The State of the Union’s Most Tweetable Topics

January 21, 2015

The State of the Union’s Most Tweetable Topics

President Obama’s State of the Union speech last night was full of ambitious plans, unscripted jokes and historic firsts. But what topics mentioned by President Obama resonated with viewers the most? CLS Strategies ran the numbers on real-time Twitter conversations about the State of the Union, and found that the cornerstone of the President’s speech – the economy – was far and away the most tweeted-about agenda item from his speech. President Obama laid out his case for “middle class economics,” focusing on tax cuts, paid sick leave and maternity leave, and expanded access to child care. 

The second-most tweeted pillar of the President’s agenda was his new proposal to establish free and universal community college for “those who are willing to work for it.” This was followed closely by tweets responding to Obama’s wide-ranging national security agenda, which included an assessment of Afghanistan and Iraq, the civil war in Syria, transnational terrorist organizations such as ISIL, the downfall of Russia’s economy, ongoing nuclear negotiations with Iran, and the recent movement toward warmer relations with Cuba. 

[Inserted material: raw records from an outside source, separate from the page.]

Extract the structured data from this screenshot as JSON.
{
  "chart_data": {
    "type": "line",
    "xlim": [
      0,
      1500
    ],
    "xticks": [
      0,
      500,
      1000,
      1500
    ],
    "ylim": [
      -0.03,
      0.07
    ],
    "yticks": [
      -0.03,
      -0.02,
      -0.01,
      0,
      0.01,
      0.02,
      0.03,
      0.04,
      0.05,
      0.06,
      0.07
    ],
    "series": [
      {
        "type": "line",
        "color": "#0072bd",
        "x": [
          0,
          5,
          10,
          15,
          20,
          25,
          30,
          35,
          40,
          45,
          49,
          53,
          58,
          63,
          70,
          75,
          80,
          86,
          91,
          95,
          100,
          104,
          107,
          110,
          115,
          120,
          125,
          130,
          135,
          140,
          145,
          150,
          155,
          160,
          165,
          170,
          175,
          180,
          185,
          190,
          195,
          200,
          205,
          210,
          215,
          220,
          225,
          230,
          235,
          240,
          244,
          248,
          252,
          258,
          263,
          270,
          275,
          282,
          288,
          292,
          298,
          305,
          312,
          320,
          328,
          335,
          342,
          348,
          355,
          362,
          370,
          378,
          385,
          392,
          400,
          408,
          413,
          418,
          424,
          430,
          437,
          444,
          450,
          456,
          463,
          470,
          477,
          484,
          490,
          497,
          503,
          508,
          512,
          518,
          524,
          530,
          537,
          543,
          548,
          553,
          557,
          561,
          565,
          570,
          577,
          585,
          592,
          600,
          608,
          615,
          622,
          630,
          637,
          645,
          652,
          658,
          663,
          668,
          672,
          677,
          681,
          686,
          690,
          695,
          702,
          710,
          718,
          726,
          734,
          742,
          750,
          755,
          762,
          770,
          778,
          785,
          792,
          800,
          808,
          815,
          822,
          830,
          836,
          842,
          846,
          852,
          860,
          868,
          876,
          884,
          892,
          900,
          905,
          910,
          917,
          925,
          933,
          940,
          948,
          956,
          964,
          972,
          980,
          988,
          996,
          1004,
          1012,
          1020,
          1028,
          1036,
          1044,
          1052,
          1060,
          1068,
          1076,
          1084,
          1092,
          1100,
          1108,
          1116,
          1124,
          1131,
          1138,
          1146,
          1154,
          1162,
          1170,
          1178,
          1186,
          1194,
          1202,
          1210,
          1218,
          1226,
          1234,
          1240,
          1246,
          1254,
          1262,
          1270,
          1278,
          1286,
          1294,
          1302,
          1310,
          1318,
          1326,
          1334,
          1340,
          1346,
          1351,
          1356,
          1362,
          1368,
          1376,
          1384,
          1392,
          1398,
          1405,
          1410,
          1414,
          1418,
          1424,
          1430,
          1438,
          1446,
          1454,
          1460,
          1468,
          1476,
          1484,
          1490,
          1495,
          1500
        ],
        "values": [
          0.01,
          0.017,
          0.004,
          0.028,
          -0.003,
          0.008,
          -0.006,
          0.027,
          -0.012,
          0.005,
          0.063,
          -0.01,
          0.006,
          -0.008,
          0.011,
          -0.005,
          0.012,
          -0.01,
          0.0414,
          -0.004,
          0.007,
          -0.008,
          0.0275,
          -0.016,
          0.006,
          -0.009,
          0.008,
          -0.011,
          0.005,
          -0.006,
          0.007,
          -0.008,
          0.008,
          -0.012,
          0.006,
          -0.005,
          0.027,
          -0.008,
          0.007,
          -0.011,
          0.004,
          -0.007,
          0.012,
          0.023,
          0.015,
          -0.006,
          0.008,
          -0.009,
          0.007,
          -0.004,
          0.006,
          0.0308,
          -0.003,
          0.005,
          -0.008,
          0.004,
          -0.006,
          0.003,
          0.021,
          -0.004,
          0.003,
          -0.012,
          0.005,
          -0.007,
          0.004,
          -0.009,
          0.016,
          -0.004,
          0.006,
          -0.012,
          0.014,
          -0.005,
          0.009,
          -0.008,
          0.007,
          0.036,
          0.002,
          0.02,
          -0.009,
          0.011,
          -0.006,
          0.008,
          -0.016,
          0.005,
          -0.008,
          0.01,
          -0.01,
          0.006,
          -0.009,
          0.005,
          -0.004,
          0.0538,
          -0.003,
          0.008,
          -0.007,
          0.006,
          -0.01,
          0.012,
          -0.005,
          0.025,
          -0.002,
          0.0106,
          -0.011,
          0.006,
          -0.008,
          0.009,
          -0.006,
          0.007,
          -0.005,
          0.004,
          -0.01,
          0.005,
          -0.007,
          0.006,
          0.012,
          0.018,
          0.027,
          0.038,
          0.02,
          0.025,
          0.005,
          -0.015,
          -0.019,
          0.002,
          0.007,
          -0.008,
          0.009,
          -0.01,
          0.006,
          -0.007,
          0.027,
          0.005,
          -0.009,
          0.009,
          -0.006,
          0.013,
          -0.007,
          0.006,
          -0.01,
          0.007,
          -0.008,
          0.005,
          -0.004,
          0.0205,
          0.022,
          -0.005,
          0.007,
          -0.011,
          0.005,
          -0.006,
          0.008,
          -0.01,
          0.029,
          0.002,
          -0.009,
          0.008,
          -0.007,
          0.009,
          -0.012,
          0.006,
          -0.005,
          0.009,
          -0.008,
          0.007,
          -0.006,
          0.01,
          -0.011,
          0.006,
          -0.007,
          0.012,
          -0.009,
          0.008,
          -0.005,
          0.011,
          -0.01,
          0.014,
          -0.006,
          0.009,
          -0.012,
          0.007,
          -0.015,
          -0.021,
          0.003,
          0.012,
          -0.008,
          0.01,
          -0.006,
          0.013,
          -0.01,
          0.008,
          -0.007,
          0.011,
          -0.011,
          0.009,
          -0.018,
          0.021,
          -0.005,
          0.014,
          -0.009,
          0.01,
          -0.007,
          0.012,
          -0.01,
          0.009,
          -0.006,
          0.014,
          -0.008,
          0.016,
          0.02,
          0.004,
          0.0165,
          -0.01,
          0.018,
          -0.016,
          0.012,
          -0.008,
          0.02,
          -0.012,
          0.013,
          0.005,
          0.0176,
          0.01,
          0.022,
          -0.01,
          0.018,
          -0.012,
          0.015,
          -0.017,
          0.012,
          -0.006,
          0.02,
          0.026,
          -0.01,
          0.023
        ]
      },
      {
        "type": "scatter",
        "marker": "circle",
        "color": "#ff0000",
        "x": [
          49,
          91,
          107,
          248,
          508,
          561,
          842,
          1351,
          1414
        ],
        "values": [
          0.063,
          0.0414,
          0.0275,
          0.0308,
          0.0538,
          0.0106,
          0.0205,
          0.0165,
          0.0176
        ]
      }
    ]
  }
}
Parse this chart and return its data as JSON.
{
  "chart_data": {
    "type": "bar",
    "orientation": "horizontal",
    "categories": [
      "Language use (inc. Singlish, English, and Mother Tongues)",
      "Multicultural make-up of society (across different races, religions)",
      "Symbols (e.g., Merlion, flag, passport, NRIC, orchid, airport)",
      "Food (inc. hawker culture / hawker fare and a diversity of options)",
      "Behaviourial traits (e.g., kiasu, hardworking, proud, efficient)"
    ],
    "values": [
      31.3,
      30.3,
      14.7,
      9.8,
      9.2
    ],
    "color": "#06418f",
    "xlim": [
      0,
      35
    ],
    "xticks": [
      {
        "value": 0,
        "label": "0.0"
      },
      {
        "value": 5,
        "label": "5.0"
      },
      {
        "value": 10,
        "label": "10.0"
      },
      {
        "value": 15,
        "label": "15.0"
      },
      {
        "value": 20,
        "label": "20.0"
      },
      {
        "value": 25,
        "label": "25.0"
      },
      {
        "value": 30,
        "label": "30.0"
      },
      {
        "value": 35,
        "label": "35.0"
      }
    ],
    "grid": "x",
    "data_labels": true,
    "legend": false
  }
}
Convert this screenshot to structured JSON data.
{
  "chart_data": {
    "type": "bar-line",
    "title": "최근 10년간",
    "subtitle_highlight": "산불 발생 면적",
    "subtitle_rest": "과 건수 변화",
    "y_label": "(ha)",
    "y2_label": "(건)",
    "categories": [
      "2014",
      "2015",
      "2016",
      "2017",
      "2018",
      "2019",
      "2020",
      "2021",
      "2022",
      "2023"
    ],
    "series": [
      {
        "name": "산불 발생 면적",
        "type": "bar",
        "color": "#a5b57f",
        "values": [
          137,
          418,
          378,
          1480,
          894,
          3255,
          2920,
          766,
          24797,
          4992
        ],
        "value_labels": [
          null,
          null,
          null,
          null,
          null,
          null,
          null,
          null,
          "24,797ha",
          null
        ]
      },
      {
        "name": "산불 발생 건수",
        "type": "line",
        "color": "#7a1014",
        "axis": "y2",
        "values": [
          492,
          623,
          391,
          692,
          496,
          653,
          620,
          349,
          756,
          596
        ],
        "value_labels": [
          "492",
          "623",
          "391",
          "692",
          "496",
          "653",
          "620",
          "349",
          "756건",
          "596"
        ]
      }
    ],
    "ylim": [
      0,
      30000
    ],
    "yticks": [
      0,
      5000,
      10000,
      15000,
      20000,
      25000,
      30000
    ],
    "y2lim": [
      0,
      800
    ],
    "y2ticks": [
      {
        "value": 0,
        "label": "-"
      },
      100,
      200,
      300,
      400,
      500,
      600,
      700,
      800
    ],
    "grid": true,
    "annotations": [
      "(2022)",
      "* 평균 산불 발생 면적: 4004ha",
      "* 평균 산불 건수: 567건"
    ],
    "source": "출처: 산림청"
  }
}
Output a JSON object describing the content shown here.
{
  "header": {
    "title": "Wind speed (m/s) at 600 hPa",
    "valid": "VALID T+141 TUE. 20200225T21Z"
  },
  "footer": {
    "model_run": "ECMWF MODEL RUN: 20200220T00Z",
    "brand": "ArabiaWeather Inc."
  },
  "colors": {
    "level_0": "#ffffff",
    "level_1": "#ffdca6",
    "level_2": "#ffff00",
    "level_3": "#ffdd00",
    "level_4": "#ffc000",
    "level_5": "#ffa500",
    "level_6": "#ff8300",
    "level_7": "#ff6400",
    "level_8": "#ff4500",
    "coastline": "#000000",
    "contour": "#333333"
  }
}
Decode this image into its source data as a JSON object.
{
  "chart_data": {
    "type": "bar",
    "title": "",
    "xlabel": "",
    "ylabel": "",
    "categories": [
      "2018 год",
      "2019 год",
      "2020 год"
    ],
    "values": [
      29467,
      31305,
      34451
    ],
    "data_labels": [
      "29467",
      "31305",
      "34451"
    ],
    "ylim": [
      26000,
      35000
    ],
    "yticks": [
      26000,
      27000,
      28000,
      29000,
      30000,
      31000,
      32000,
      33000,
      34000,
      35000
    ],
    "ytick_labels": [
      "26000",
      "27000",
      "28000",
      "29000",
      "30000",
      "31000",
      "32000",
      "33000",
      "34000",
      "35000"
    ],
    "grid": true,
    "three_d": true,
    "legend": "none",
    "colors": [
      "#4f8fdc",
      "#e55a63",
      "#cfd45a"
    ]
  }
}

The loser of the night? Cybersecurity, which had been anticipated as a central theme of the President’s speech in the wake of the Sony hack, was the subject of less than 9,000 tweets overall and was given less attention in the President’s speech than expected.

One notable outlier from our analysis was President Obama’s discussion of America’s “values,” which encompassed everything from ending torture and closing Guantanamo, to embarking on civil, bipartisan debates to come to agreements on issues such as immigration and criminal justice system reform. While Twitter conversations around the other topics peaked and then fell, our graph below shows that discussions on these social, values issues continued on into the hour after the speech ended. While some of these subjects are controversial, many are impactful on a deeply personal level, from condemning the persecution of gay, lesbian, bisexual and transgender people to evoking the incidents in Ferguson, Missouri. Between these social issues and the President’s economic and education proposals, our analysis underscores that what people respond to most are issues that impact their personal lives and identities.